Moreover, Soghoian writes in his complaint, users now run the risk of having either rogue employees or hackers breaking into the Dropbox system to steal files and the stored keys that enable the company to decrypt and deduplicate files.
Recent high profile data breaches experienced by RSA, 32 Comodo, and Lastpass demonstrate that hackers are increasingly sophisticated, and are now seeking out high‐value infrastructure targets that can deliver more than just a few million credit card numbers.
(Oddly, Soghoian doesn’t list Epsilon as one of his examples, the electronic mail service bureau that was broken into in March in a data breach, the costs of which could eventually reach $3 to $4 billion.)

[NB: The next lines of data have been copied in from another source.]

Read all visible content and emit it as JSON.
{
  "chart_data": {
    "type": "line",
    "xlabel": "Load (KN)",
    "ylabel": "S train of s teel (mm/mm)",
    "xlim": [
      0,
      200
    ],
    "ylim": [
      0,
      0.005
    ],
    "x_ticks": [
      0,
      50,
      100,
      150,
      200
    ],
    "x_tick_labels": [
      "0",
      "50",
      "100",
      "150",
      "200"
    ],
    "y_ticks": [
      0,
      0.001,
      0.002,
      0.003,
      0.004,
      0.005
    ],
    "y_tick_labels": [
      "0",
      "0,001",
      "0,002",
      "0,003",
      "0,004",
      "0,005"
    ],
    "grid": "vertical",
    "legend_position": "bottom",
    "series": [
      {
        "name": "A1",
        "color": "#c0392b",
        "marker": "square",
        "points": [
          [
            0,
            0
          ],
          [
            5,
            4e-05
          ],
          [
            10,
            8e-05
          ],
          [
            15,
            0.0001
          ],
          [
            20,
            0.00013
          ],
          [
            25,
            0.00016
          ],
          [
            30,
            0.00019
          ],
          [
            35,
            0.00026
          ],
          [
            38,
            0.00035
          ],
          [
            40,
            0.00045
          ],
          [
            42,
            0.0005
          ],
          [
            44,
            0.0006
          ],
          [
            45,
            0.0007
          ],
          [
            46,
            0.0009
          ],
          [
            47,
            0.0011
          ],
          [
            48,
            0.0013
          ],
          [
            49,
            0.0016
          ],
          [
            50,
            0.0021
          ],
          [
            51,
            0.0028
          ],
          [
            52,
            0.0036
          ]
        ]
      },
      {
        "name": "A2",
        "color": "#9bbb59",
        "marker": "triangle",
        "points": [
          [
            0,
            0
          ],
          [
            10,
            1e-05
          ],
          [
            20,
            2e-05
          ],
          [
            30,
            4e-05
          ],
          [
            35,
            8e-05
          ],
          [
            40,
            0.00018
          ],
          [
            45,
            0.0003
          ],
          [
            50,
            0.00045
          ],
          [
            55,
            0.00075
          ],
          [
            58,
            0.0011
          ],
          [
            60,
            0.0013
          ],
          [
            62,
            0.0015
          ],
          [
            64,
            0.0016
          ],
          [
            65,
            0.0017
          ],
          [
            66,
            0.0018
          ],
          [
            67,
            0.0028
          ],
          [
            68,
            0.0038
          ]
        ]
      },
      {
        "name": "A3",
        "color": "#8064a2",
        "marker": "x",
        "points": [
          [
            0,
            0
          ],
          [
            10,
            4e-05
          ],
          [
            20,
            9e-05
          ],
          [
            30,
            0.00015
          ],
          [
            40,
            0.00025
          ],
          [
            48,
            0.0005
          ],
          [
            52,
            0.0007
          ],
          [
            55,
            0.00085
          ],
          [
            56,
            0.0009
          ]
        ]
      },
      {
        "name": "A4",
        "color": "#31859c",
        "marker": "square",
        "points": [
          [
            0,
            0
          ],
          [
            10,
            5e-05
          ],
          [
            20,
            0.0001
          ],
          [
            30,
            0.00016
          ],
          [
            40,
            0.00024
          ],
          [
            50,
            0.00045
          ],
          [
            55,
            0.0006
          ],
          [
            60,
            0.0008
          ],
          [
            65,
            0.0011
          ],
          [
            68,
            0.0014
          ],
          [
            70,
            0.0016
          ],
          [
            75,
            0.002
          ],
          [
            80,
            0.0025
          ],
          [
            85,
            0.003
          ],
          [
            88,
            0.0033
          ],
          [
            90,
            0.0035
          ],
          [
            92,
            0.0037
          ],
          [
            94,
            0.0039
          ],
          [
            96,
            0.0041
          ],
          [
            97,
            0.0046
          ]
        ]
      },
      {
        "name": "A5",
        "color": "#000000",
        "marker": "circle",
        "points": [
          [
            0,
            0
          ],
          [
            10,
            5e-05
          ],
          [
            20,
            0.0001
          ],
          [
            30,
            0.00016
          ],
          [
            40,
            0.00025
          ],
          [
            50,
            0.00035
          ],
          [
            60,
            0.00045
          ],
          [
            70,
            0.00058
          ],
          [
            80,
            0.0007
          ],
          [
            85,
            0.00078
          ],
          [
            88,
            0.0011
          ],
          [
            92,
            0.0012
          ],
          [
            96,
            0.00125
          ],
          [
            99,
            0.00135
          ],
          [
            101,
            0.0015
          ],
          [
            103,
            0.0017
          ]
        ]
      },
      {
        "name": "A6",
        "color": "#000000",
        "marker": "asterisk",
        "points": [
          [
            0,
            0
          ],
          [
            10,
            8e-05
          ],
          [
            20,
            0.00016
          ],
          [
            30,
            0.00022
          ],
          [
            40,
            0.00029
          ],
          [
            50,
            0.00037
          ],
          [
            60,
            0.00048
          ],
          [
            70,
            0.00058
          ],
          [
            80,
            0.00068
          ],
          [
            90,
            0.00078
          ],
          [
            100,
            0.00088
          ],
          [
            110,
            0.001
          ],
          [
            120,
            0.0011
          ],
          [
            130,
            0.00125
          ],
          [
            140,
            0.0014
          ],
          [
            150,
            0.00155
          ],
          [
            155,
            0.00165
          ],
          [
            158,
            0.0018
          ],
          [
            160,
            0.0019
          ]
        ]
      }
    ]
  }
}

Soghoian’s not asking for much in return: Just that Dropbox tell people they can decrypt files, by emailing all its users rather than just changing its terms of service, make Dropbox give their money back to anybody who wants it, and never, ever to do it again.
While Dropbox has responded to the basic facts of the complaint in its blog, it hasn’t addressed the security hole associated with law enforcement or other data owner being able to tell what’s already on the service by sending another copy of it up.